Small drug molecules analogous to glucose, amino acids, and small intermediate metabolites, for example, reach brain tissue via facilitated transport mediated by specific transport proteins, whereas larger molecules, such as insulin and other protein type therapeutic
agents, are carried across the BBB via receptor-mediated or adsorptive transcytosis. Furthermore, some small molecules with high octanol/water partition coefficients are seemingly blocked. Thorough data analysis suggests that they are actively pumped back into the blood by efflux systems. For instance, members of the adenosine INCB028050 mouse triphosphate-binding cassette family of exporters Inhibitors,research,lifescience,medical are potent energy-dependent transporters. They contribute greatly to the efflux of xenobiotics and due to this protective role impede the delivery of therapeutic agents. Consequently, to develop Inhibitors,research,lifescience,medical effective and efficient methods for drug delivery to the brain through the BBB, it is imperative to control its permeability.

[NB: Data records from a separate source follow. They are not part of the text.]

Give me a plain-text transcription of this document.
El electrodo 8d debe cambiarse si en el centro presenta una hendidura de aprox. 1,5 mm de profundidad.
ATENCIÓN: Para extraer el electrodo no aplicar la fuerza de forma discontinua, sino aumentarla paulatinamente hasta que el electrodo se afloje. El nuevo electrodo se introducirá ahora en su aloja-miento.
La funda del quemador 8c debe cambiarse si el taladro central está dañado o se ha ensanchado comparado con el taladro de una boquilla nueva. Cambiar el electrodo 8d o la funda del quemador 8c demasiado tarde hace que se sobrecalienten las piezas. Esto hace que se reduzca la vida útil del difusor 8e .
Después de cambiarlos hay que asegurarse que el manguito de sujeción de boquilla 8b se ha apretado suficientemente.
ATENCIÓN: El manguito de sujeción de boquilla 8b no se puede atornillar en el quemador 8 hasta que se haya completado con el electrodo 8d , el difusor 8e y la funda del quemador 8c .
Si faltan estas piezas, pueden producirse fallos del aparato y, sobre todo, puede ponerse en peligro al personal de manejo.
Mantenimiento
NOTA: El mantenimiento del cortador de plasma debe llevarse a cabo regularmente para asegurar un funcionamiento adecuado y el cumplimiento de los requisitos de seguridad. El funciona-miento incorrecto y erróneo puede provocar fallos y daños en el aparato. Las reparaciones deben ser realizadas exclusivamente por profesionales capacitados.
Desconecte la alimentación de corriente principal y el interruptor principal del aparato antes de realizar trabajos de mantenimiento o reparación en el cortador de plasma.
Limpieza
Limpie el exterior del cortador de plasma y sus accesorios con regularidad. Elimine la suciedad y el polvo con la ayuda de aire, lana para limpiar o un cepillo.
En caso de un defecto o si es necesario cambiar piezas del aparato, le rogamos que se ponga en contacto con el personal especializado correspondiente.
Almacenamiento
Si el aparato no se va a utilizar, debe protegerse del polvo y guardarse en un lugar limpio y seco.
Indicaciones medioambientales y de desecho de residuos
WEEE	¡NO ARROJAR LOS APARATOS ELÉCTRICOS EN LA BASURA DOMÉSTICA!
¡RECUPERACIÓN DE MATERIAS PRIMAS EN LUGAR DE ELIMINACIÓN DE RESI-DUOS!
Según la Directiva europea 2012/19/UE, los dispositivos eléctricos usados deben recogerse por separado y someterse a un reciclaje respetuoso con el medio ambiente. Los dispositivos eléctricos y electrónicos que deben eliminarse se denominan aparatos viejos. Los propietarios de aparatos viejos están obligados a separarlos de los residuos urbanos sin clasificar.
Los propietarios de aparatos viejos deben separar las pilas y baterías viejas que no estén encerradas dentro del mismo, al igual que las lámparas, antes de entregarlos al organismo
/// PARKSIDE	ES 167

This requires understanding the mechanism by which these structural components,
as well as transporters, receptors, efflux pumps and other components at the endothelium and Inhibitors,research,lifescience,medical astrocyte foot processes determine it. Various methods such as intracerebral implantation, microdialysis, convection-enhanced distribution (CED), osmotic shock, and chemical modification of the BBB have been developed for delivering drugs into the brain. However, the applications of these methods are limited and they can only partially keep with the demands of modern therapies. For instance, the efficiency of intracerebral implantation, microdialysis and CED methods are low since their major transport mechanisms are diffusion and convection Inhibitors,research,lifescience,medical of interstitial fluid. For effective treatment of CNS
diseases, an adequate amount of therapeutic agents must reach the specific regions of the brain. As discussed earlier, functionalized target chaperones have this ability. They can directly deliver therapeutic agents via these transporters by closely mimicking their substrates, Inhibitors,research,lifescience,medical or conjugating the drugs to ligands of the specific surface receptors expressed for transcytosis (receptor-mediated transcytosis, RMT-Trojan horse approach). Furthermore, these functionalized target chaperones are used in delivering cationized proteins, peptides, and as nanoparticle carriers for adsorptive mediated transcytosis (AMT). Although the exact mechanisms mafosfamide of RMT are not fully understood, the development of drug delivery protocols using receptor targeting has been successful [46–50]. This physiological approach is often referred to as the molecular Trojan horse approach since the therapeutic compounds are delivered to specific sites for transcytosis by various forms of vector carriers. This approach also improves the drug loading capacity. The technique is very promising, but unfortunately there remain a number of hurdles to overcome [48–50].